The project showcases how blockchain technology can be adopted in the supply chain. To this end, I’ve built an automated train diorama, and three other components:
Here’s how it works. On the train are shipping containers with QR codes pasted on them. Scanning each QR code will pull up the asset tracker, a webpage that gives the real-time location and previous provenance of the good — all stored immutably on the blockchain. As the train pulls up to a station, the goods are unloaded and sent to a different location (absent a robotic arm, I’m afraid one has to use his imagination for this). When this happens, each shipping container will update its location automatically, and this is stored, once again, on the blockchain. I’ve also built a blockchain visualisation so we can see new blocks being added in real-time.
I’ve written a more extensive writeup about the project here, where I go into further detail.
Built with Hyperledger, Node.js, and HTML Canvas.
Inspector’s Gadget is a bespoke desktop application written in ElectronJS that was custom-built for a civil engineering consulting firm. It streamlines the process of writing building inspection reports. Real-world usage reports show that it decreases the time taken to write a report by up to 85%.
A building inspection report involves three things:
A building inspection report is done as follows: An engineer walks around the building and takes photos of all structural features and defects (if any). The engineer will then “tag” the floor plan—put labels on the floor plan to show where each photo was taken. Finally, the engineer will produce a PDF report which includes all the photos taken, a description of each photo, and a classification of the defect type.
Before I created this application for the firm, creating a report was a very time-consuming process. First, every photo taken was renamed in File Explorer. Then, the floor plan was tagged in Microsoft Word by manually creating Text Boxes and moving them to the desired spot. Finally, to generate the report, the engineers would paste the images one by one into the Word document. God forbid the engineer missed out one photo in the middle, as to insert the new photo all subsequent photos had to be cut-and-pasted one box down. (You can see an example in the image: the image A2-30 has been left out. That means all the images and text from A2-31 onwards have to be cut and pasted one box down to make space for the new image.)
This application streamlines every part of the process, from uploading images to quick-tagging floor plans to the final report generation. Just click an area of the floor plan to tag it. The report is generated automatically, and if you missed out a photo, that’s fine—the report will reflow seamlessly.
A mini “software suite” that makes sending mass, personalised emails very simple. I created it because I was too lazy to send emails manually when I was an intern. It was written in Python with the help of python-docx.
Form Letterer allows you to quickly generate Word documents from a template, (e.g. documents with different names/dates/amounts), while Form Emailer lets you send personalised emails with different files attached. They synergise as you can use Form Letterer to generate unique documents and then send those documents in personalised emails with Form Emailer.

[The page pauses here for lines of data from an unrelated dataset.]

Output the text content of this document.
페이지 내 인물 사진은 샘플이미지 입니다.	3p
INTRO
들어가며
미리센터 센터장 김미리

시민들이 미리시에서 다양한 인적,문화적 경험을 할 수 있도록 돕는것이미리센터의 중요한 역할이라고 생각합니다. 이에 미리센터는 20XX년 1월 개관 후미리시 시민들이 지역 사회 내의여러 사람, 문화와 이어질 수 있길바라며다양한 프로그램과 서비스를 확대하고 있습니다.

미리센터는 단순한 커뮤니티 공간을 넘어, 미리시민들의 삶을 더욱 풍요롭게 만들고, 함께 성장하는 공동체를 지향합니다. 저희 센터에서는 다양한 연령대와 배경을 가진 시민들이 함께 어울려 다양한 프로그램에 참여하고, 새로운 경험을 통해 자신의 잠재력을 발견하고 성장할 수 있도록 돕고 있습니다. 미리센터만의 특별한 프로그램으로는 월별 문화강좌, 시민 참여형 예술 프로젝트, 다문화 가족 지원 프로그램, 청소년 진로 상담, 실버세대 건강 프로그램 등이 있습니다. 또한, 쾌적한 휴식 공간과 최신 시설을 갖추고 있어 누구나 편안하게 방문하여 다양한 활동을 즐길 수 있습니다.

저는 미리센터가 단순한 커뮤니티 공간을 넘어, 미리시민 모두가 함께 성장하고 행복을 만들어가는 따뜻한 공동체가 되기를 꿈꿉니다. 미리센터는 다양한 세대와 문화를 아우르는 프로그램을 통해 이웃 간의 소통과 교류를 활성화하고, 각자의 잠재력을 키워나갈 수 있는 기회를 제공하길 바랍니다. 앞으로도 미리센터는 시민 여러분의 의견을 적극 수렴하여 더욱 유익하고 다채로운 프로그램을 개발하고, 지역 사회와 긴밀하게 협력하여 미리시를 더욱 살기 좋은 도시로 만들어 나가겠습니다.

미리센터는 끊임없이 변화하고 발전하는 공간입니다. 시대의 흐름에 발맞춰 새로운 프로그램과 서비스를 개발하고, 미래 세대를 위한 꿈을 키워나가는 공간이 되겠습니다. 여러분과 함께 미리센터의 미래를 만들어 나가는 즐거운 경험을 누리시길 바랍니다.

One of the “killer features” this software suite has is the ability to send unique attachments (a different attachment to each recipient), which Outlook Mail Merge lacked. Another cool feature is it supports arbitrary Python code in substitutions, which allows for amazing substitutions Mail Merge just can’t support like conditional execution.
This was the army’s first item tracker and automatic SMS reminder system. It’s written in React, Node.js, and uses MongoDB on the back end. The system decreases administrative overhead by automatically keeping count of all items in the store (item tracker), and sending SMSes to remind borrowers who have borrowed items from the store but have not returned them in time. The system will also automatically notify the supervisor of the store so that appropriate disciplinary action can be taken.
This system won second prize in the Army’s Annual Innovation Contest.
I’ve also built some silly games.
An educational game for kids aged 7-8 to learn “vowel teams”, made for the Ministry of Education. I didn’t know what a vowel team was until I started this project.
A game built for the the Jack computer, a computer we build ourselves from scratch (NAND gates) as part of the (excellent) course From NAND to Tetris.
It’s chess played on a 6x6 board where captured enemy pieces can be “airdropped” anywhere on the board in lieu of moving a piece, kind of like Shogi/Bughouse. White starts with two knights and Black with two bishops—so you have to capture the opponent’s knights/bishops to get your own.
NAND To Tetris is an excellent overview of computer architecture. You start with a NAND gate and build full adders and mutliplexers from it. You then build basic processing and storage devices (ALU, RAM , CPU, display). Then you build an assembler, then a VM, then an interpreter, then a full-fledged parser/lexer and compiler for a high level language called Jack, and finally you write the OS for the computer in Jack! At the end of the course you’ve built a computer which supports a high-level language and can run a highly nontrivial program (Tetris) starting only from NAND gates. Awesome!